Similarly, we can use the pandas library to read a CSV file with data collected in an experiment, and loop over that data to e.g. extract the mean harmonics-to-noise ratio. The results CSV has the following structure:

condition ... pp_id
0 ... 1877
1 ... 801
1 ... 2456
0 ... 3126

The following code would read such a table, loop over it, use Praat through Parselmouth to calculate the analysis of each row, and then write an augmented CSV file to disk. To illustrate we use an example set of sound fragments: results.csv, 1_b.wav, 2_b.wav, 3_b.wav, 4_b.wav, 5_b.wav, 1_y.wav, 2_y.wav, 3_y.wav, 4_y.wav, 5_y.wav

In our example, the original CSV file, results.csv contains the following table:


In [ ]:
import pandas as pd

print(pd.read_csv("other/results.csv"))

In [ ]:
def analyse_sound(row):
    condition, pp_id = row['condition'], row['pp_id']
    filepath = "audio/{}_{}.wav".format(condition, pp_id)
    sound = parselmouth.Sound(filepath)
    harmonicity = sound.to_harmonicity()
    return harmonicity.values[harmonicity.values != -200].mean()
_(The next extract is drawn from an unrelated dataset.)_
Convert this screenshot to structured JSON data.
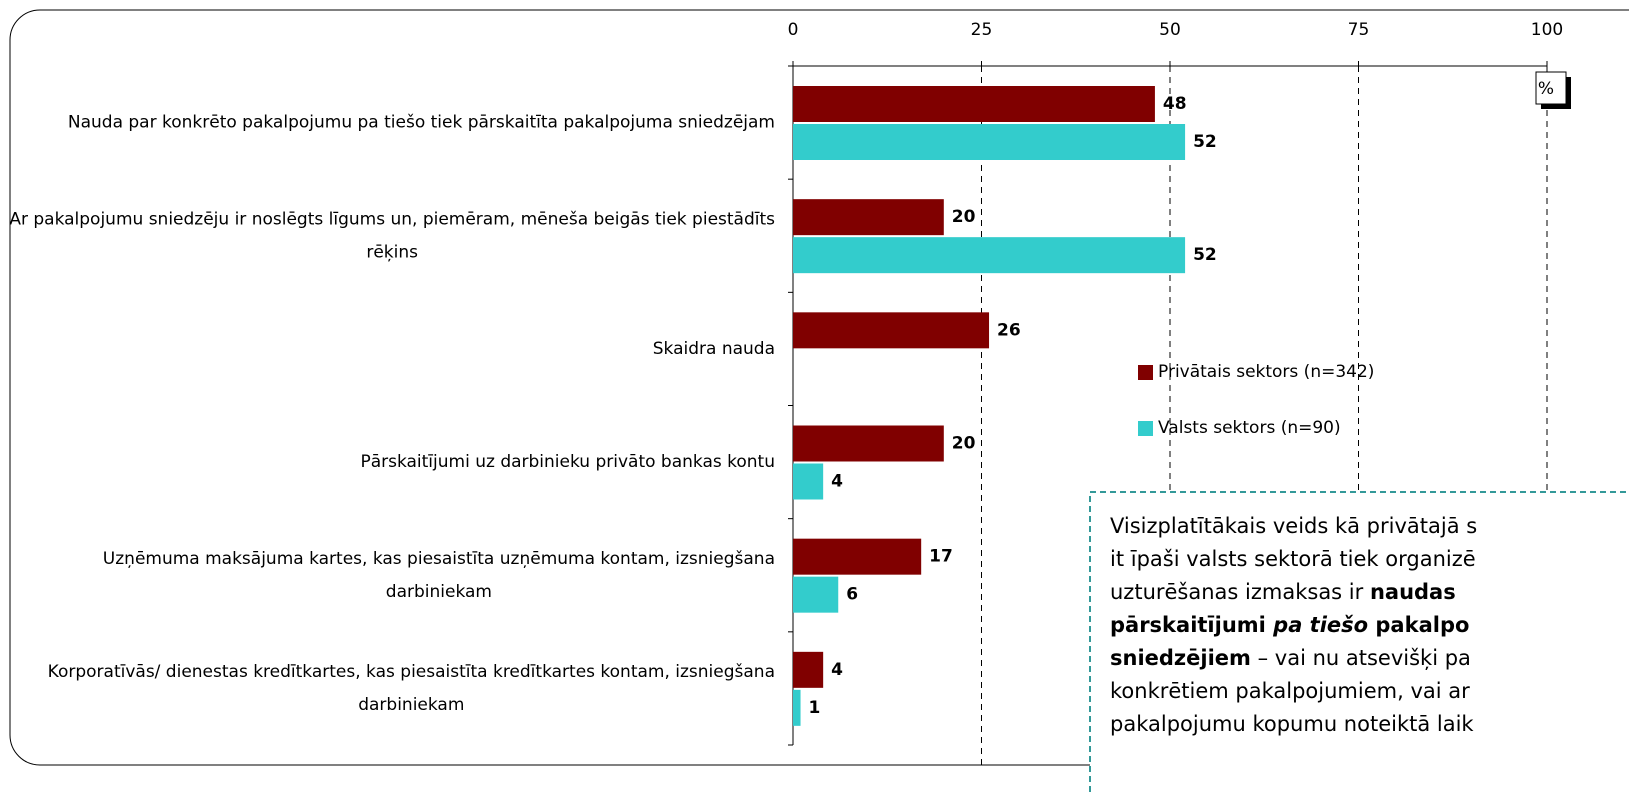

# Read in the experimental results file
dataframe = pd.read_csv("other/results.csv")

# Apply parselmouth wrapper function row-wise
dataframe['harmonics_to_noise'] = dataframe.apply(analyse_sound, axis='columns')

# Write out the updated dataframe
dataframe.to_csv("processed_results.csv", index=False)

We can now have a look at the results by reading in the processed_results.csv file again:


In [ ]:
print(pd.read_csv("processed_results.csv"))

In [ ]:
# Clean up, remove the CSV file generated by this example
!rm processed_results.csv